Amy believes that. Maybe that is shocking to you. She also believes that the meaning of her life and work is to see the face of God in the Beatific Vision and live with Him forever.

Once upon a time, these were unremarkable beliefs. They were commonly held. Not at all shocking as they are now.

There have been two competing visions of who we are as a people. One argues that we are a Christian nation and that we were founded that way, that Christianity has pride of place among all faiths, and that the roots of our governmental system are found in the Bible. There is another view: we may be a religious people, but our government may only ever be secular, that is, without God or religion.

Professor Stephen D. Smith of the University of San Diego School of Law calls these the “providentialist” and the “secularist” view. He writes, “Providentialists declare that God works in history, that it is important as a people to acknowledge, and that the community should actively instill such beliefs in children as a basis for civic virtue.” Secularists, on the other hand, “insist that acknowledgments of deity (if there is one) ought to be purely private and that government acts improperly if it enters into religion or expresses or endorses religious beliefs.
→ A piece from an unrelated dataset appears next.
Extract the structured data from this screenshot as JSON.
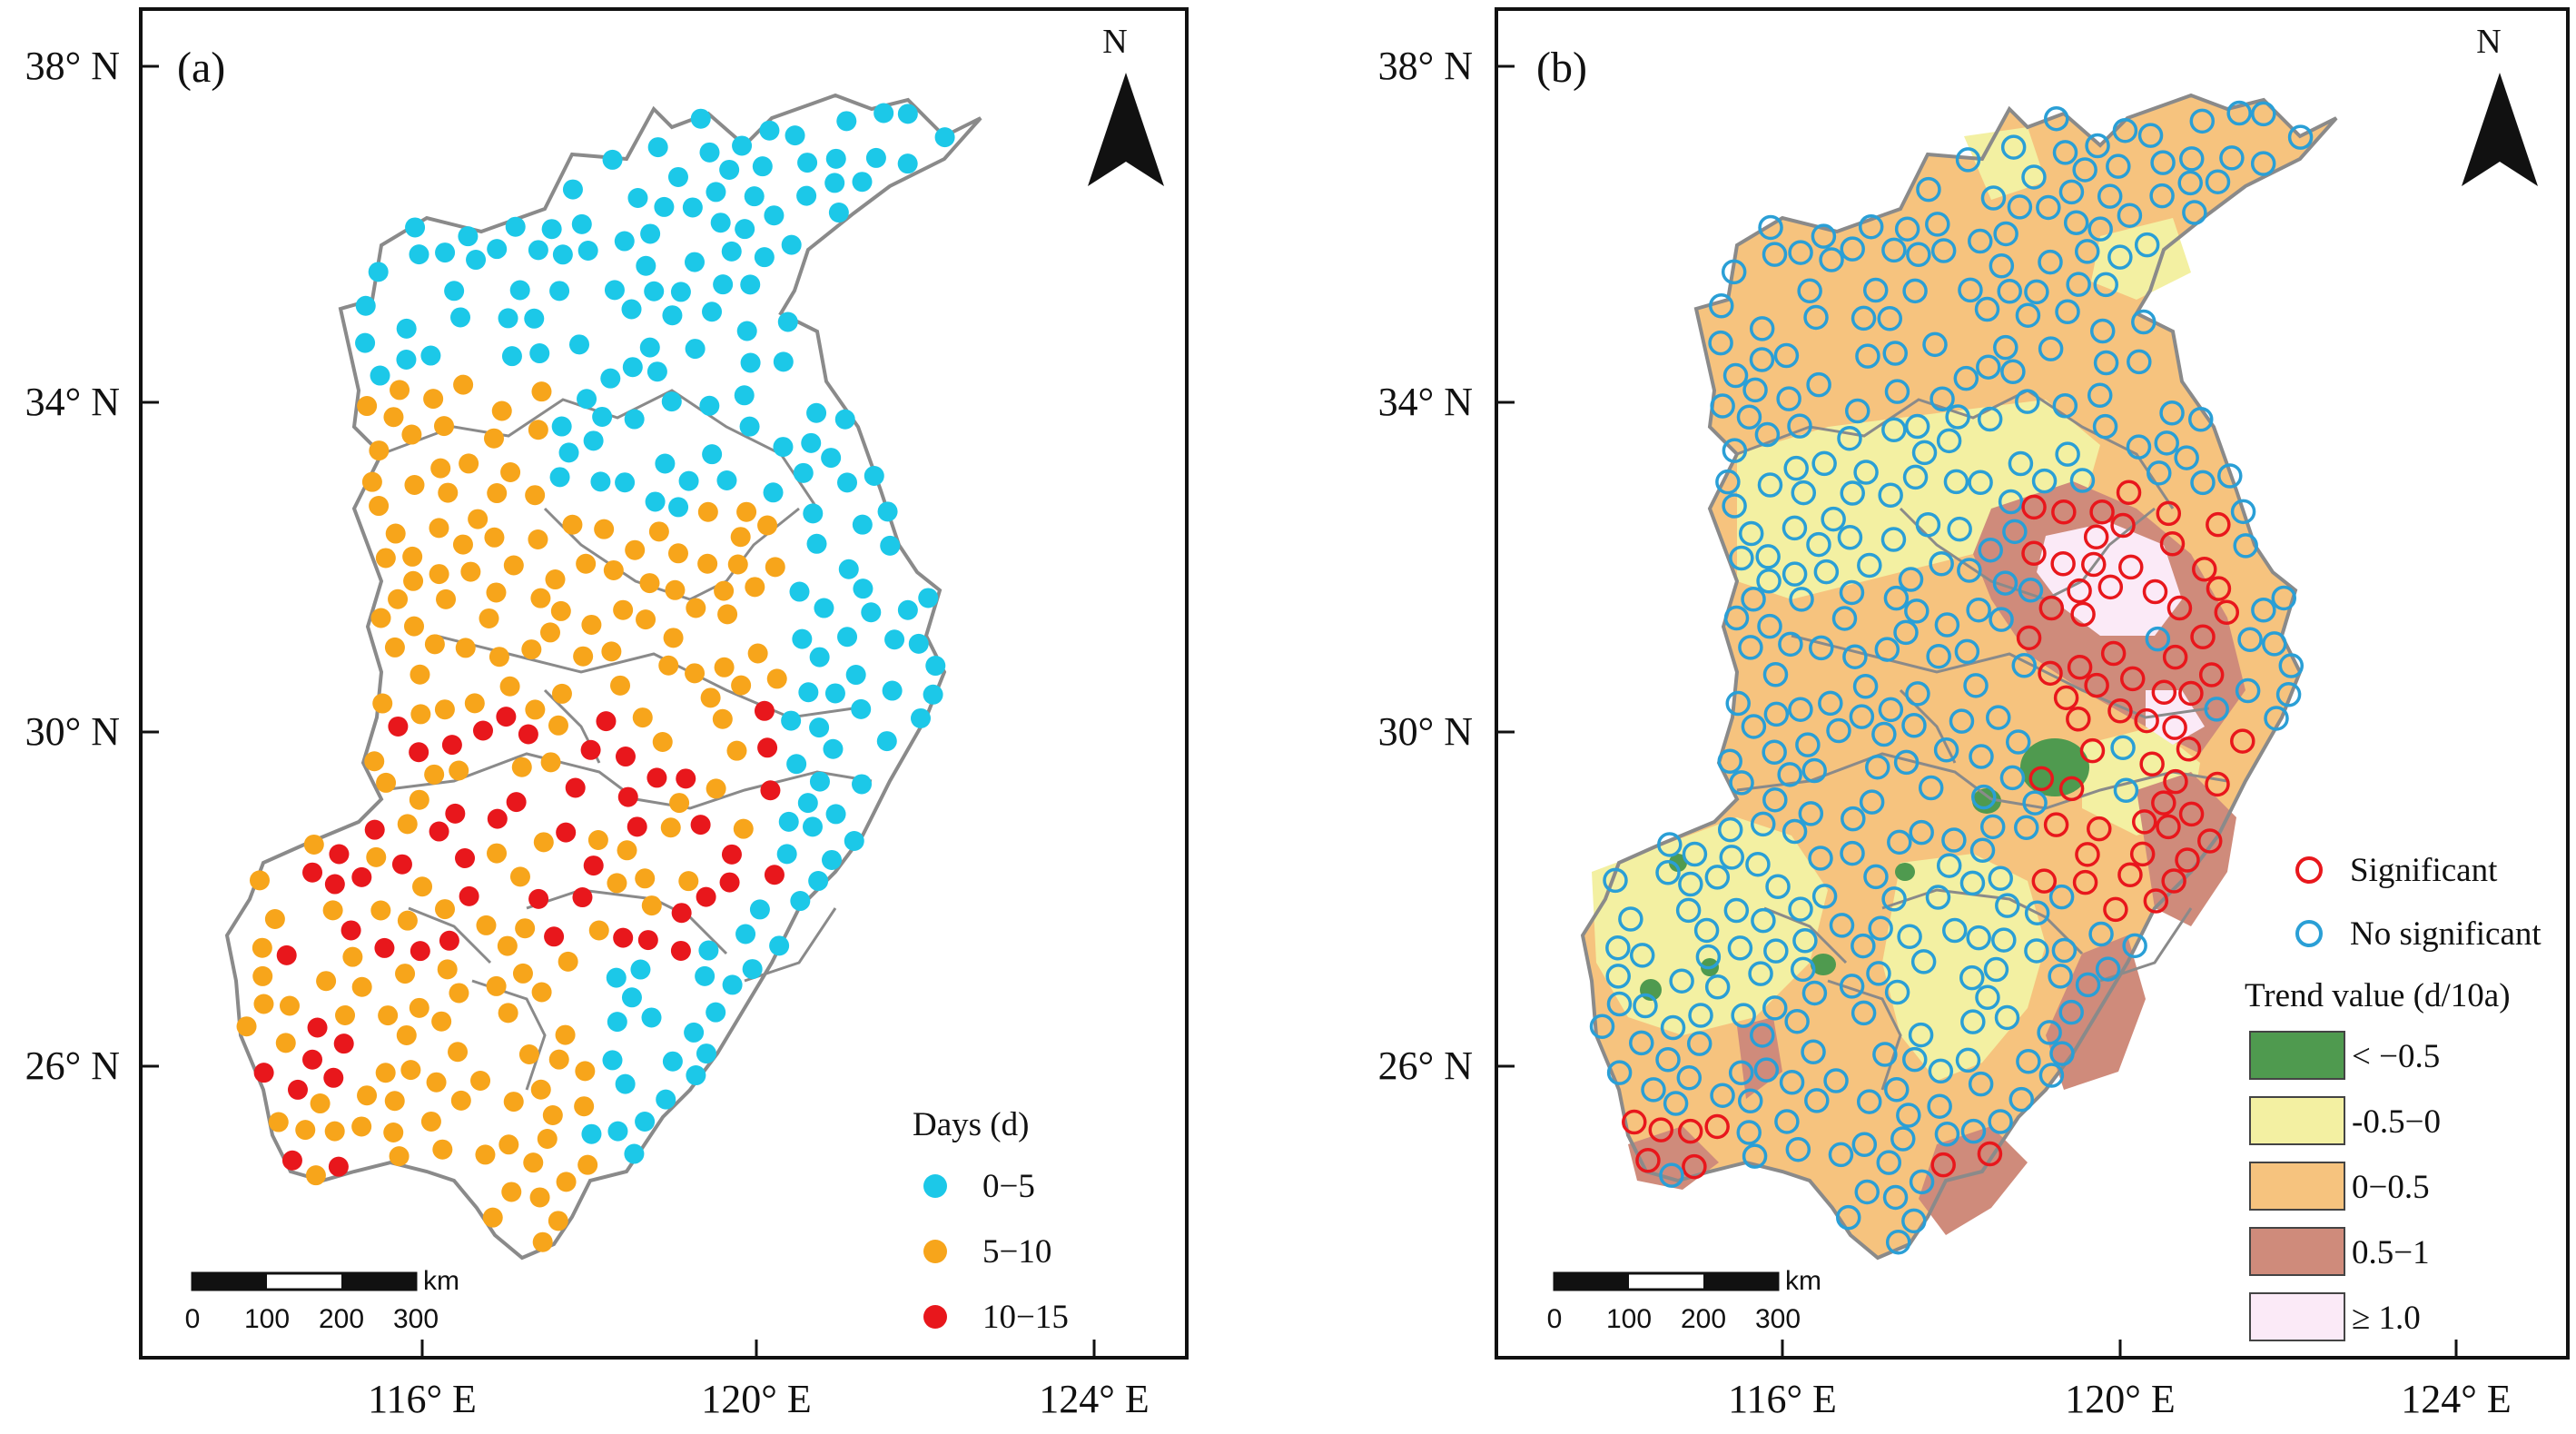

Thus, what one constituency views as imperative, the other regards as forbidden.”

Many others have recognized these two strains in America’s view of itself. Noah Feldman of the Harvard Law school describes one as “values evangelicals” and the other as “legal secularists.” James Davidson Hunter, author of the influential Culture Wars: The Struggle to Define America, described the two camps as “orthodox” and “progressive.” The orthodox camp is defined by “the commitment on the part of adherents to an external, definable, and transcendent authority” that tells us “what is good, what is true, how we should live, and who we are.” Hunter argues that the progressives, even the religious ones, place their trust in “personal experience or scientific rationality.” These two views naturally play out in different ways concerning political issues. But even more, they inform the adherent as to who we are as a nation. Are we a religious nation, or are we a secular nation? 

The answer to this question will be expressed in the public statements of our leaders, in the ceremonies we carry out, in the words on our money, our national motto, even and perhaps especially in how and what we teach our children. 

Both of these views find warrant in our history and our founding documents. Therefore from our founding onward, each has been competitive with the other. Since this has been a competition, the “providentialists” will have the upper hand at various times, and at other times the “secularists” will dominate. Professor Smith says the competition has been similar to that between the political parties. Sometimes the Democrats win, at other times the Republicans win, but the federal government has never taken a side. 

Something changed in 1962 when the Supreme Court took a side in the culture wars, and it was not our side. In the school prayer decision, the Supreme Court not only struck down fairly innocuous and entirely voluntary school prayers, it determined that the purpose of government must be secular. I would argue this was the nascent establishment of an official state church, a breach of that wall that was supposed to protect believers from the government. This official church has grown larger and more robust and now imposes its dogmas on our school children.

We salute Trump for appointing a real believer to the high court. We look forward to Amy Coney Barrett writing the majority opinion when Roe is overturned. As high as those stakes are, the stakes are higher still, higher than Roe, higher than Obergefell, higher than Eisenstadt and Griswold. Higher than all these encyclicals of the sexual Left. The stakes are nothing short of who we are as a people. Do we have an established secularist church? Are we a Christian people being suffocated by this church? 

I think the Church of the Secularists knows these stakes, and this is why in the coming weeks, they will attack Amy Coney Barrett with all they have, and that is why we, the Christian people, must defend her just as we would defend ourselves and our own children. Those are the stakes.